Shobi, I thank the one who comforts us in all our affliction, so that we may be able to comfort those who are in any affliction, with the comfort with which we ourselves are comforted by God. I feel your pain and clinging on to the hope we have in Jesus, along with you! Thank you for sharing your most painful moments with us. Love you. ❤️
Love you Su, so thankful for the Comforter!
Oh Shobi, thank you for sharing from your heart - we grieve with you, Rina and your Mum, and continue to pray for the Lord's peace and strength to comfort you in your pain and sorrow. Sending much love and a big hug
Thanks so much Aunty Jean and for praying for us. Much love!

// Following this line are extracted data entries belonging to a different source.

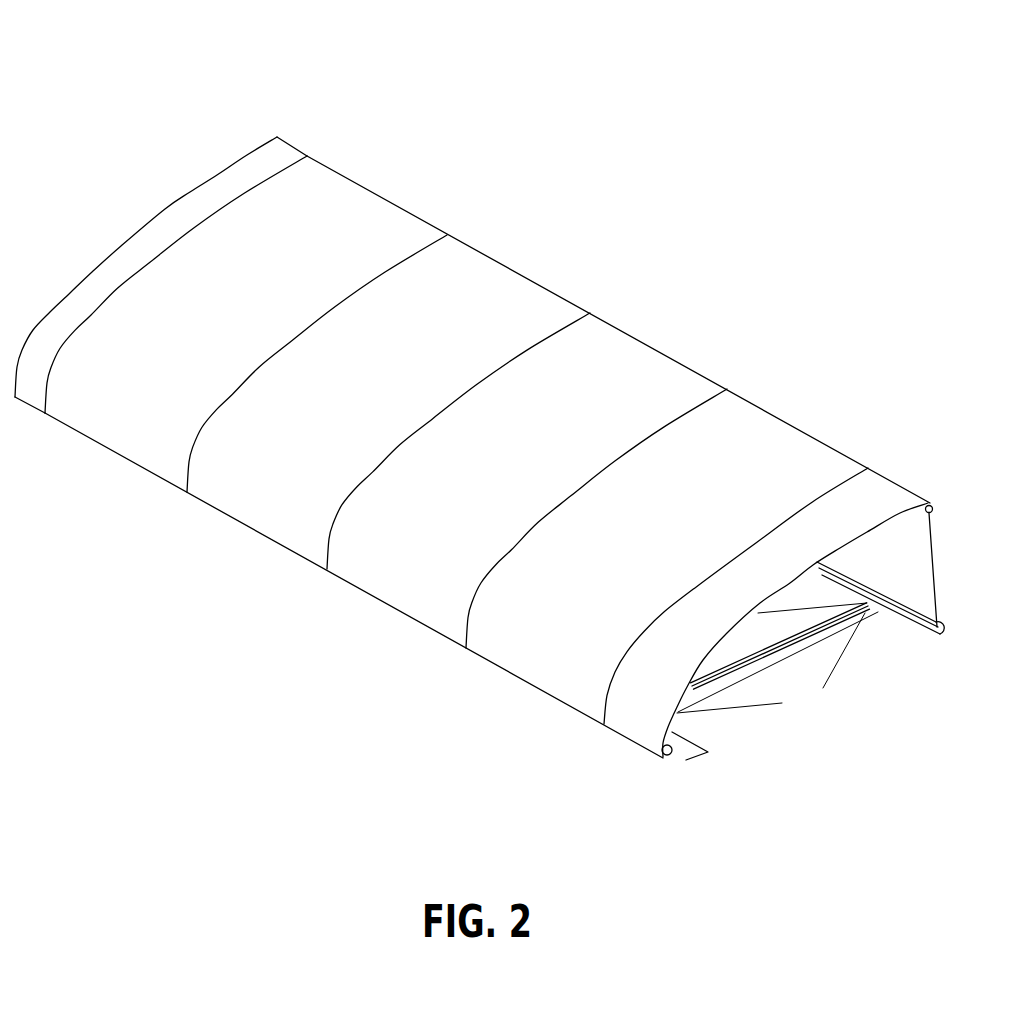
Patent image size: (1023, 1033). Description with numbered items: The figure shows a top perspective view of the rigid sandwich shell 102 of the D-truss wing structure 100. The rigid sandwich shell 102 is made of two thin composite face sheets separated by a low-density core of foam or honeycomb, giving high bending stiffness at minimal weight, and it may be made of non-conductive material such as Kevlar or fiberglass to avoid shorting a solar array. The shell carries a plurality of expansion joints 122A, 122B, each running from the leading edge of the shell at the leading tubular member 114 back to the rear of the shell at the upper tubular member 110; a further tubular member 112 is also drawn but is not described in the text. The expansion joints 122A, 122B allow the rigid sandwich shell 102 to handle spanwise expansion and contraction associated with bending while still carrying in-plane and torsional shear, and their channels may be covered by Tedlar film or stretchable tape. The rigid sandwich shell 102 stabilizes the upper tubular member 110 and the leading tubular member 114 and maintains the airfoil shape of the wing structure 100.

The wing structure 100 is at (855, 203).
The rigid sandwich shell 102 is at (472, 322).
The upper tubular member 110 is at (937, 513).
The rail 112 is at (947, 633).
The leading tubular member 114 is at (663, 760).
The expansion joint 122A is at (208, 217).
The expansion joint 122B is at (277, 347).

I am so sorry Shobi, that you had to go through the grief of periappa's passing with none of us, your family, next to you, perimma, and Rina. I am feeling your pain and I will continue to pray for you that the Lord will comfort you and bring you out of this grief as He only can. Because He lives, we can face tomorrow. Because He lives, and because periappa trusted Jesus as His Savior, we know that we will see him again. Hugs to you my dear sister.
Thanks so much Selvi akka and for your prayers for us. Much love to you and the family!

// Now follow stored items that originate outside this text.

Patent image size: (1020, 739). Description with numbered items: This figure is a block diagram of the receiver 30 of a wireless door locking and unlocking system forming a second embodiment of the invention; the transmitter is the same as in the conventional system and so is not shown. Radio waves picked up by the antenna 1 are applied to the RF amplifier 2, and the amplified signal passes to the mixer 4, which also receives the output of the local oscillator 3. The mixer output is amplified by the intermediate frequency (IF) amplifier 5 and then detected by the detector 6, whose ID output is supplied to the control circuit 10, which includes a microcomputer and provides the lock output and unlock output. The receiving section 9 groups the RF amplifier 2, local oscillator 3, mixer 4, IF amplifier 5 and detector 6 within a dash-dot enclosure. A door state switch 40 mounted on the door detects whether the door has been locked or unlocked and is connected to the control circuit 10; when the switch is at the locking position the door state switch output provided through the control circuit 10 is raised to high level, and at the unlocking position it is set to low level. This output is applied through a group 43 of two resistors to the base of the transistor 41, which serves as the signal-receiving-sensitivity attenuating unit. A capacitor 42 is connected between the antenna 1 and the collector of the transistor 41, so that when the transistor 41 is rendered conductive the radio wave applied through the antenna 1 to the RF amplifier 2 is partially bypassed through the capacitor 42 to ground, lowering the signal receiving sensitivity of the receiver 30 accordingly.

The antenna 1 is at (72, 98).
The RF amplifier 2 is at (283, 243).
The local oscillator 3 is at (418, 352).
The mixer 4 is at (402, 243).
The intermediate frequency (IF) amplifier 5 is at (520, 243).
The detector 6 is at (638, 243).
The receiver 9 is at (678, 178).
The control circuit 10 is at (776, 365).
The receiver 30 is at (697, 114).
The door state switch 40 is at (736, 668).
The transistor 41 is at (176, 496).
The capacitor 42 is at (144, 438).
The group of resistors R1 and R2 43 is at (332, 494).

Im so sorry the circumstances didn't allow us to be there with you all. Uncle would be so very proud of you and Rina Akka. He did a great job at raising two strong women. Miss you dearly xx
"And when great souls die,
after a period peace blooms,
slowly and always
irregularly. Spaces fill
with a kind of
soothing electric vibration.
Our senses, restored, never
to be the same, whisper to us.
They existed. They existed.
We can be. Be and be
better. For they existed.”
― Maya Angelou
Thanks so much dear Nilo! Much love to you and hope we get to see you soon!
Beautiful and genuine!
Previous pastor of Selva Priya
Thank you
https://all-things-church.org/2021/07/29/its-far-more-complicated/
Thanks so much Pastor Ted for your words! Blessings
Heartfelt Condolences Shobana. I am not sure if you are the right Shobana (Rina' sister), am Anubels bro (Thambu' wife). I think I had met you and your sis a couple of times a couple of decades ago ... Hope you are keeping well, regards to your Sis & Mom
Danny
Thanks so much Danny, and yes remember meeting you many years back. Hope you are well!
Landed here from reading your article on singleness in the TGC India site. Most clear-headed article I've read on the topic. May God establish the work of your hands. Rather coincident I landed here; turns out I had interacted with your dad a few times. Thanks for sharing your thoughts. May God strengthen you and your mother and sister.
Thank you so much for your kind words and encouragement. So glad to know that you have interacted with my dad and thanks for your concern and prayers.